Resposta: Negativo para o primeiro. Afirmativo para o segundo – (AAS 76:747, 11.07.1984).

Cânon 1737

(Utrum christifidelium coetus, personalitatis iuridicae, immo et recognitionis de qua in can. 299, §3, expers, legitimationem activam habeat ad recursum hierarchicum proponendum adversus decretum proprii Episcopi dioecesani.

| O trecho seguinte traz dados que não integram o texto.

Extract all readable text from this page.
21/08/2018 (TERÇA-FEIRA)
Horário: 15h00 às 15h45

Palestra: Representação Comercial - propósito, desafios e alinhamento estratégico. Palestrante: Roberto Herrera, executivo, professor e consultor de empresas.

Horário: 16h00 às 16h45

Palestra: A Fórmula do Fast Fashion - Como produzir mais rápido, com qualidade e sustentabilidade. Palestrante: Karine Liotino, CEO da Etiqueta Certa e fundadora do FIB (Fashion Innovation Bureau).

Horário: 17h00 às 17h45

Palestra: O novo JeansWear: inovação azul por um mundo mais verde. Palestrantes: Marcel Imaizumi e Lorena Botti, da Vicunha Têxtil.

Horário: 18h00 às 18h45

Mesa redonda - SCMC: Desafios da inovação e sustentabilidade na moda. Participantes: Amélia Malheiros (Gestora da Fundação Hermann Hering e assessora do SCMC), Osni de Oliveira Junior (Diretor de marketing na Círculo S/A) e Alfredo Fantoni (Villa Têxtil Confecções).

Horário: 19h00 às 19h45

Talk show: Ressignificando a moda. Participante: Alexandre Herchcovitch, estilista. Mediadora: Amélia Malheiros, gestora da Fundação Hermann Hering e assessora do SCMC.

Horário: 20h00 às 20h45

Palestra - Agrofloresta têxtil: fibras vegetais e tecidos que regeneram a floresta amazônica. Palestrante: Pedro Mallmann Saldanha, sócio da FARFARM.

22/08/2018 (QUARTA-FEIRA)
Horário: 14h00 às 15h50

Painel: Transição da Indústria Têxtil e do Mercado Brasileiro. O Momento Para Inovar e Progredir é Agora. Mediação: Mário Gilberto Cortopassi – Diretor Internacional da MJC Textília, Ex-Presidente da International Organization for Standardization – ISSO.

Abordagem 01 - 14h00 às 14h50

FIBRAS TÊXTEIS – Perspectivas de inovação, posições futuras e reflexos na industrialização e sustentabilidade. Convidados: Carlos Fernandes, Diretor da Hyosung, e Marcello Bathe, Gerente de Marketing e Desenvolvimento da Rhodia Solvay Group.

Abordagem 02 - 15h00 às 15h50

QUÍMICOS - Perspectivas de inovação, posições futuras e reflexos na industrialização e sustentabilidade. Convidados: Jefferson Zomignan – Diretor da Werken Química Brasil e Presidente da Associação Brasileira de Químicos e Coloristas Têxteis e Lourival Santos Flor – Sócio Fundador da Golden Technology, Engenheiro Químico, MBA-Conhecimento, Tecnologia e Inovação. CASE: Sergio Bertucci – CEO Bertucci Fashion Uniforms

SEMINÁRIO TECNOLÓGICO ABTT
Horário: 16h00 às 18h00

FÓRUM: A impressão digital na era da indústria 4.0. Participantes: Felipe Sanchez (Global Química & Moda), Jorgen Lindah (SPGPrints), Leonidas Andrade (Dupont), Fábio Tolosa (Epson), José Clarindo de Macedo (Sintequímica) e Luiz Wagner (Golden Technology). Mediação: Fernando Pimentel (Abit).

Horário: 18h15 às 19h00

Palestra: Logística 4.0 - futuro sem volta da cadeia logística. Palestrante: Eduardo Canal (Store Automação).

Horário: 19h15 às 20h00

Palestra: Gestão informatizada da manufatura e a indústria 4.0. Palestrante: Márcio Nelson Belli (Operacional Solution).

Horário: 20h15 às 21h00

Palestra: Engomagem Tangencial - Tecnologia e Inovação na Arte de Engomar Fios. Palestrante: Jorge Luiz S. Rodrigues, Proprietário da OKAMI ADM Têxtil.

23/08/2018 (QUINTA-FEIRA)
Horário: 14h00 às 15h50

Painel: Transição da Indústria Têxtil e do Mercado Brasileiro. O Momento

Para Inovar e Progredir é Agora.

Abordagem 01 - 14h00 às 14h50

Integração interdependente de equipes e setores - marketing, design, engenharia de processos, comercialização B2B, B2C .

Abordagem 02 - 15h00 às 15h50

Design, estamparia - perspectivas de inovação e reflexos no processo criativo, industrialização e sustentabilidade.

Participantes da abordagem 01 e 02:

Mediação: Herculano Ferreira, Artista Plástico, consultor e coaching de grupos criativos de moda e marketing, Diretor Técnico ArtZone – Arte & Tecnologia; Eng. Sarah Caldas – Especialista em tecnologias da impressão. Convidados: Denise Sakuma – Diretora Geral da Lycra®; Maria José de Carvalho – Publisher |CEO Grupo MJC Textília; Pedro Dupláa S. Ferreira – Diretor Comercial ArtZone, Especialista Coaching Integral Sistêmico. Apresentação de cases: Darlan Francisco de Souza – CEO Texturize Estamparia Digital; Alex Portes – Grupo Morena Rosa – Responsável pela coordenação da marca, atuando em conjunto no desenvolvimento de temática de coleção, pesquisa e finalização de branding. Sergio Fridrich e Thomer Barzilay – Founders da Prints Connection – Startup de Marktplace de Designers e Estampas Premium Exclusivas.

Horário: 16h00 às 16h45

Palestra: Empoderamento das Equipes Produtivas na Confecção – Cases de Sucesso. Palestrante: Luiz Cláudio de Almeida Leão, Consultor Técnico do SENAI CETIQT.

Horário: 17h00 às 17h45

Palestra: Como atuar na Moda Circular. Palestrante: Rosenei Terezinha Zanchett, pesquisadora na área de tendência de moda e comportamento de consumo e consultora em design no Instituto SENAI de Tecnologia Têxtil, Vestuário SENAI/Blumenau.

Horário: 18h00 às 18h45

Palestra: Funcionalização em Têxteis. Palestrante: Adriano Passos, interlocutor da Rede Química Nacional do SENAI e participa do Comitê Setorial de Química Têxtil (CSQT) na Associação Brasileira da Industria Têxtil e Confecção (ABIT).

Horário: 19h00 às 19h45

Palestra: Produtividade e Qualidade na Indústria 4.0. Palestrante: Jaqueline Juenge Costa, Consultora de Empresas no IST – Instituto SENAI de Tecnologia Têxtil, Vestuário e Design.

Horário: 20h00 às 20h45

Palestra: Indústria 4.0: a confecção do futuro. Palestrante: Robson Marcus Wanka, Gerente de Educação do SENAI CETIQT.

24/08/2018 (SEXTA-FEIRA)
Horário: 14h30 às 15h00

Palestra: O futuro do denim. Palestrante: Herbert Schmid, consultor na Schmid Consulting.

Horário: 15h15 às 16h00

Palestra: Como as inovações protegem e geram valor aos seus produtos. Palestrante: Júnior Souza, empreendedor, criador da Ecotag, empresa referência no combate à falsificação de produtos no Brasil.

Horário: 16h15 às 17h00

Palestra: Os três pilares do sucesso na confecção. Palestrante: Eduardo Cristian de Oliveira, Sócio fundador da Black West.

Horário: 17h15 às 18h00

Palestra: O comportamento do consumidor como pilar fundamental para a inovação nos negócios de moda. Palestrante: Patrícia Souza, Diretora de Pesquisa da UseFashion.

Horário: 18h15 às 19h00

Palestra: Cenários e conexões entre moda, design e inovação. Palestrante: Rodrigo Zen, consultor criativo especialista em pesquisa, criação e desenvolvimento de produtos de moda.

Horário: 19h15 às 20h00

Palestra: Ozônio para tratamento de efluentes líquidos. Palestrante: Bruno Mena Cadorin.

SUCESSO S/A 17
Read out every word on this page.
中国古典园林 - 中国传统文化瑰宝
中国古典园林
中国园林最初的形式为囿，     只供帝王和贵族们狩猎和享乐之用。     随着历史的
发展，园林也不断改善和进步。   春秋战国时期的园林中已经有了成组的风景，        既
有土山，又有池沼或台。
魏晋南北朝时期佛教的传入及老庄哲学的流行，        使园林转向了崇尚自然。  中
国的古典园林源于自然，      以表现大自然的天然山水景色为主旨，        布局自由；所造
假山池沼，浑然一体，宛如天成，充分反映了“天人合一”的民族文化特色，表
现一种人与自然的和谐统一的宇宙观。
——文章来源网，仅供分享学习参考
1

R: Negative, qua coetus, affirmative, qua singuli christifideles, sive singillatim sive coniunctim agentes, dummodo revera gravamen passi sint. In aestimatione autem huius gravaminis, iudex congrua discretianalitate gaudeat oportet).

– Se um grupo de fiéis, desprovido de personalidade jurídica, inclusive do reconhecimento de que trata o cânon 299, § 3, tem legitimidade ativa para interpor recurso hierárquico contra o decreto do próprio Bispo diocesano.

Resposta: Negativo, enquanto grupo. Afirmativo enquanto fiéis singulares que atuam tanto individualmente quanto conjuntamente, desde que tenham padecido realmente um gravame. Na estimação deste gravame é necessário que o juiz goze de uma coerente discricionariedade – (AAS 80:1818, 20.05.1987).

Fonte: Codigo de Derecho Canonico – Pamplona: EUNSA, 5ª ed., 1992. Tradução: Carlos Martins Nabeto.